Jalisa Thurston was one of those students.
"This prom is amazing because I didn't ever go to prom," she told ABC News.
Thurston, 23, who is set to return to school later this year, said she never attended her high school prom after being kicked out of school for "some bad choices" and a subsequent pregnancy.
On Saturday, she got a chance to wear a donated off-white two-piece evening gown thanks to a prom, held by two local non-profits Teen Living Programs Chicago, which serves homeless youth ages 14-24, and Sisterhood of the Traveling Heart, which centers on girls and teens around the world. It was the first time the prom was held for the organizations.
"I feel like I'm getting married," Thurston said. "I'm glad I met [TLP Chicago] because they’re wonderful."
The room where the prom was held on the lower level of Life Center Church of God in Christ in Chicago was decorated in navy blue and white. Along with a candy table, there was also a cake and cupcake stand. A prom queen and king were crowned -- after getting recommendations from the students' social workers -- and some students even performed.
Michael Brown was one of the evening's performers. He rapped and sang.
"The day is really nice! The energy is really nice in the room. The ambiance is beautiful," he told ABC News during the event. "It's a night to remember."

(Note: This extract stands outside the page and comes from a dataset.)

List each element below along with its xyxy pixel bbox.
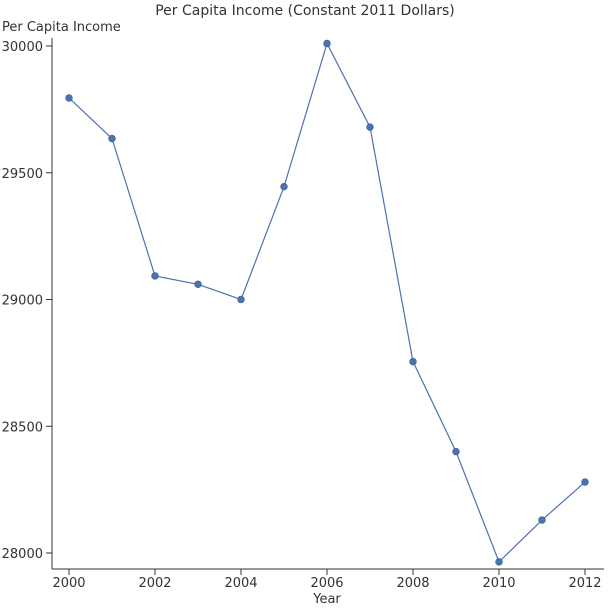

Several local and national organizations provided donations, allowing the men to be outfitted with tuxedos and the women received complimentary hair styling and make-up application.
"They all looked so nice," Kamelah Muhammad, one of the organizers who came up with the idea, told ABC News.
"I’m from Chicago so I just wanted to be able to help my hometown," she said. "The youth that are at TLP, they work, they’re in school, and they're doing a lot to try and make due with their situation."
"I thought it would be a great idea to have a prom because every high school student deserves a prom," Muhammad, 29, added. "For those who may not have had an opportunity -- like Jalisa -- or for those who needed to be recognized for their resilience. We wanted to create a day of celebration and a memorable evening for them."
And the non-profits work paid off. The students seemed to have a good time.
"It’s real pretty. It’s beautiful," Thurston said Saturday. "I'm just enjoying myself and this great experience and [I'm] just smiling and laughing and living."